The de facto leader of the opposition to Francis was arch-conservative Cardinal Raymond Burke, renowned for wearing ludicrously ostentatious cosplay bishops’ vestments, while lamenting that the Catholic Church is “too feminized” and pinning the priest shortage on the introduction of altar girls. Burke repeatedly clashed with Francis over his supposed woke agenda, with one particularly bizarre feud unfolding over the alleged supply of condoms to Myanmar by the Order of the Knights of Malta. Burke’s broadsides continued without cease for years. He challenged the pontiff’s push to end the church’s ban on communion for remarried divorcees, and fulminated over his crackdown on the Latin mass. The pope responded by quietly marginalizing Burke, eventually removing his right to a subsidized Vatican apartment.
Indeed, Francis was no shrinking violet, and his avuncular image belied a talent for playing adversaries off one another, ensnaring them when they least expected. More prosaically, he liked to insult them — even saying his pompous conservative critics are mentally unstable.
His conservative foes, meanwhile, used Benedict as a totem for their values while he still lived. They claimed the throne of Peter was vacant under Francis’ rule, with some even dubbing him the “antichrist.”
They were helped by Francis’ own blunders, including his patchy efforts to clean up the Vatican’s finances. In 2017, a top auditor was mysteriously ousted, leading to a botched investment in London real estate, as well as the conviction and imprisonment of former cardinal Angelo Becciu. Francis met Becciu privately as the trial was underway, raising questions about his judgment.
His handling of abuse allegations against top lieutenants raised similar issues. The pontiff was seen as protecting and even elevating close friends accused of serious sexual misconduct. This included Jesuit priest and mosaic artist Marko Rupnik, whose garish artworks were recommissioned by the Vatican even after rape accusations emerged.
Inconsistency might have been the defining feature of the pope’s reign. Rather than reforming the Church, he has largely left behind chaos — and a theological quagmire — for whoever succeeds him.
As conservatives now sharpen their knives, that battle looks to be fraught.

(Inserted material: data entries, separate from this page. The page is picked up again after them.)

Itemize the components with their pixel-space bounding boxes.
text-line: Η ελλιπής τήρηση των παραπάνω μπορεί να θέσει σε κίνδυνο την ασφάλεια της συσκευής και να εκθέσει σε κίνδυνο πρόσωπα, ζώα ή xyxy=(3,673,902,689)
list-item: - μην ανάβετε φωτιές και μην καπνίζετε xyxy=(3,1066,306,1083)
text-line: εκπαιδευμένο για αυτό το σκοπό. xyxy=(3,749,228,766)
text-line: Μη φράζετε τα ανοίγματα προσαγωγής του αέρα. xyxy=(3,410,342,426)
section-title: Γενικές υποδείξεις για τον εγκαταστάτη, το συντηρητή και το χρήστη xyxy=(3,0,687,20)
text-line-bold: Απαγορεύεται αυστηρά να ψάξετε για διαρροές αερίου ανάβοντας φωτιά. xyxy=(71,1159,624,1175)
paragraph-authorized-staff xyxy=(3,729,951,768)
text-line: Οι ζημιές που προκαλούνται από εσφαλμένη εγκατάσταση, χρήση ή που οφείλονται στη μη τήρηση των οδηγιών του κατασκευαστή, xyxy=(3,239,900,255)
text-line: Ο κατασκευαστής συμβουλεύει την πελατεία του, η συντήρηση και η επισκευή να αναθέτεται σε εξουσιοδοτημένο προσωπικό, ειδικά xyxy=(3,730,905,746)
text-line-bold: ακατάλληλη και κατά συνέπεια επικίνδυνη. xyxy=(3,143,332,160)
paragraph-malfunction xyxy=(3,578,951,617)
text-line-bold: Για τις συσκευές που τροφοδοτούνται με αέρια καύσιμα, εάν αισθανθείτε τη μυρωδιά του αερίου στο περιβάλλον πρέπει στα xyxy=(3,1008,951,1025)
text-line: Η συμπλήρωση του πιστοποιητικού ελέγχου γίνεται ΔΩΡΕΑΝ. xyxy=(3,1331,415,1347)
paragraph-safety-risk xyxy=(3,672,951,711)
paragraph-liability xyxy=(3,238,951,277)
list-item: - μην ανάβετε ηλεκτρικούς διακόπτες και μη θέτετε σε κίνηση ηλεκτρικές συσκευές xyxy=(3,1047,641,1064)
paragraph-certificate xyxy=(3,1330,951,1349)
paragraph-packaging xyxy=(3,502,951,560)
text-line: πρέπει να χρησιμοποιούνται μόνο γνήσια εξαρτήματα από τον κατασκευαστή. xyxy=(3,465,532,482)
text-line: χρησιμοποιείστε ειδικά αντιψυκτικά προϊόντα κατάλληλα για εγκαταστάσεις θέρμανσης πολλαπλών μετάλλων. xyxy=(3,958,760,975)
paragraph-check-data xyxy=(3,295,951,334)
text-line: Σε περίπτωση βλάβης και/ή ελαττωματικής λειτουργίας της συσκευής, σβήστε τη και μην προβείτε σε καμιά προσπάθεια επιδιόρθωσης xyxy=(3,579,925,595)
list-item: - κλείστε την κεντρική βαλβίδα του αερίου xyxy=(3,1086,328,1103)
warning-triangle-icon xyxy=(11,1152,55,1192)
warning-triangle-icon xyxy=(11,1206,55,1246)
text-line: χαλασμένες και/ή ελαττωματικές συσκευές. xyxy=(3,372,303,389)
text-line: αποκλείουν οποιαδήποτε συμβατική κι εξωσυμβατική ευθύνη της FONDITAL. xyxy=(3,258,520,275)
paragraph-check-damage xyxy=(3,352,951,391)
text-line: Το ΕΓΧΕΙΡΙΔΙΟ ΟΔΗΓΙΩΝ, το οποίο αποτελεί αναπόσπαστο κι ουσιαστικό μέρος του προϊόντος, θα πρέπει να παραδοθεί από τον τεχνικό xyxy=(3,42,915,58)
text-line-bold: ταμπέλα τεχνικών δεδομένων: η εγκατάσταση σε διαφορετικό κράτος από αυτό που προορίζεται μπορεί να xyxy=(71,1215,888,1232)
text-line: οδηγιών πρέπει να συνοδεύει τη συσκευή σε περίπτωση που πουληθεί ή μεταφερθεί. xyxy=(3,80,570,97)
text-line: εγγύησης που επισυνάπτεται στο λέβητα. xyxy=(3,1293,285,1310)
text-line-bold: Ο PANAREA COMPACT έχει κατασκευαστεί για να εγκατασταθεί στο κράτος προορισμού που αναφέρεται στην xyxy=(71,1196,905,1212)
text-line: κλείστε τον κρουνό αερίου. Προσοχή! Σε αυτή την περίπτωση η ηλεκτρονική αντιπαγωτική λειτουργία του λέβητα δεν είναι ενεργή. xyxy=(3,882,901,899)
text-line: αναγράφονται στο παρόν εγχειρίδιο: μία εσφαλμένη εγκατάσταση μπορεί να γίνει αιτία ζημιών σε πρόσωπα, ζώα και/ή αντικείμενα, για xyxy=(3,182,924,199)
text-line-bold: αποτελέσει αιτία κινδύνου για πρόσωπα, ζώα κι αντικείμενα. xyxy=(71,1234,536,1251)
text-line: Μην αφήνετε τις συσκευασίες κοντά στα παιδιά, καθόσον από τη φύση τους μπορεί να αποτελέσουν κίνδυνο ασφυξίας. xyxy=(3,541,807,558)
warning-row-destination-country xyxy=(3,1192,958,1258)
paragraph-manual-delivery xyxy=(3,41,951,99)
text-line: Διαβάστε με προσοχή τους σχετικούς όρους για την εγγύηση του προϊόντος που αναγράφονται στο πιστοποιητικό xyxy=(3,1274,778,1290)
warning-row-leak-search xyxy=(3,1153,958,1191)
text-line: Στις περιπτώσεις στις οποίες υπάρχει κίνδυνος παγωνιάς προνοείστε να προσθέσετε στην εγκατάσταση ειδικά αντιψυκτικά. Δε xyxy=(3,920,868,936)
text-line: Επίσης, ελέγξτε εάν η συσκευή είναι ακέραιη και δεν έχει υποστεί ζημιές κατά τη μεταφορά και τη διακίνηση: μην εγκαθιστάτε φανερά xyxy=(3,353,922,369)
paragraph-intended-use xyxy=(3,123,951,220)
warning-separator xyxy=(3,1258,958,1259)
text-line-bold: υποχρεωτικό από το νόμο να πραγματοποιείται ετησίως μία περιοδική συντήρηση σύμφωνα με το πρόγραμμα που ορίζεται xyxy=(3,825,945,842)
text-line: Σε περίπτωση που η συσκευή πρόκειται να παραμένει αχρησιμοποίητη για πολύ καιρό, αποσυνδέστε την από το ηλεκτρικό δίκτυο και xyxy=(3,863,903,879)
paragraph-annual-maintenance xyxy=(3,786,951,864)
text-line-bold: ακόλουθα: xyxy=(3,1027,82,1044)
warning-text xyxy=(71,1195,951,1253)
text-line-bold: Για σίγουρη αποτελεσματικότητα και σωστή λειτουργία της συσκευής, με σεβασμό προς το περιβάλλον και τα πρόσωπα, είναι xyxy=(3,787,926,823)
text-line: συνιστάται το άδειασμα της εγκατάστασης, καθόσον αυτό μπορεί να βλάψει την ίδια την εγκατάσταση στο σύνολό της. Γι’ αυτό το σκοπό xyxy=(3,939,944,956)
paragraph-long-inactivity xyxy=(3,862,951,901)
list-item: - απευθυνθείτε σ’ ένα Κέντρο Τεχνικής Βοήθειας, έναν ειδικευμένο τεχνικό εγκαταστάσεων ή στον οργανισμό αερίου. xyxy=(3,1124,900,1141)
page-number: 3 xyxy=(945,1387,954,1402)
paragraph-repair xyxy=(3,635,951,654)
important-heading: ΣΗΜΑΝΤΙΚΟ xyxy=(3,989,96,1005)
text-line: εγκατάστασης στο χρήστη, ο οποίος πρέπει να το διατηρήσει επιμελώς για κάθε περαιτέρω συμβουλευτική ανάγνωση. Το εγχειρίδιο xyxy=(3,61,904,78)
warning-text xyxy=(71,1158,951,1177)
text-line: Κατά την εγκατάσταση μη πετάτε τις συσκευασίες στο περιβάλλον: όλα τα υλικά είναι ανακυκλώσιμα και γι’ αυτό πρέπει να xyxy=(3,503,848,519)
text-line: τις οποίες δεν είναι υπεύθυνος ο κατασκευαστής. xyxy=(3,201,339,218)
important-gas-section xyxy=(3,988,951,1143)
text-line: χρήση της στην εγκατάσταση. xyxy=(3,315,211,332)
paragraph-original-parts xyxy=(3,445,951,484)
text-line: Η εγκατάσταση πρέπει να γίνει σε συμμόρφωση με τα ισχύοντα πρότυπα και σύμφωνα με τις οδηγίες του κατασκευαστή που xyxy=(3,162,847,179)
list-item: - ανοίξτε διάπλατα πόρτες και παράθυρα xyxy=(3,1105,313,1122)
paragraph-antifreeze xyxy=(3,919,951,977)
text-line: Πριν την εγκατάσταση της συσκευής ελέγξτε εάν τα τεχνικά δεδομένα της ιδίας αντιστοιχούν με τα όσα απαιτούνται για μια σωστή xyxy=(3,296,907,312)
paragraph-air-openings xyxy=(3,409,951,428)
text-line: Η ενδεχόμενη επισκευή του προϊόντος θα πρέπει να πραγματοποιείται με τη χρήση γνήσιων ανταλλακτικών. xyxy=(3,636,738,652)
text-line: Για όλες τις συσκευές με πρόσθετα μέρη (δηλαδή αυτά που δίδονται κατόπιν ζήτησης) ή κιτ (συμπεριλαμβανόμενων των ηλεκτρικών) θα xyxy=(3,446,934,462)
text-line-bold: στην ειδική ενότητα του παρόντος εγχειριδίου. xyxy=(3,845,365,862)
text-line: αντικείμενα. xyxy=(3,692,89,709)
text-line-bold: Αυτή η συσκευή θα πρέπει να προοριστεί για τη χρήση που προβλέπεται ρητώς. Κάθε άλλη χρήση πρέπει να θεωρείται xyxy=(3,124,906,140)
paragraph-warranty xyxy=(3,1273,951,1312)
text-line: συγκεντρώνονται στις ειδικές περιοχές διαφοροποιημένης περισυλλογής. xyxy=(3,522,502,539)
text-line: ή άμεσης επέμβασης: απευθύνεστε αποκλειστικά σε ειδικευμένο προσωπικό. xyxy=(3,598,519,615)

On the one hand, Francis dramatically reshaped the geographic breakdown of the clerical elite over the years, appointing 110 of the 138 cardinals who will be eligible to elect his successor, many of them from outside of Europe. But Rome insiders warn that’s no guarantee of their support for his vision after he’s gone; Vatican alliances rarely survive the shift to a new pontiff.
All the same, much of the drama around his papacy has been an elite one: At his death, he enjoyed approval ratings among the world’s 1.4 billion faithful that would be the envy of most politicians.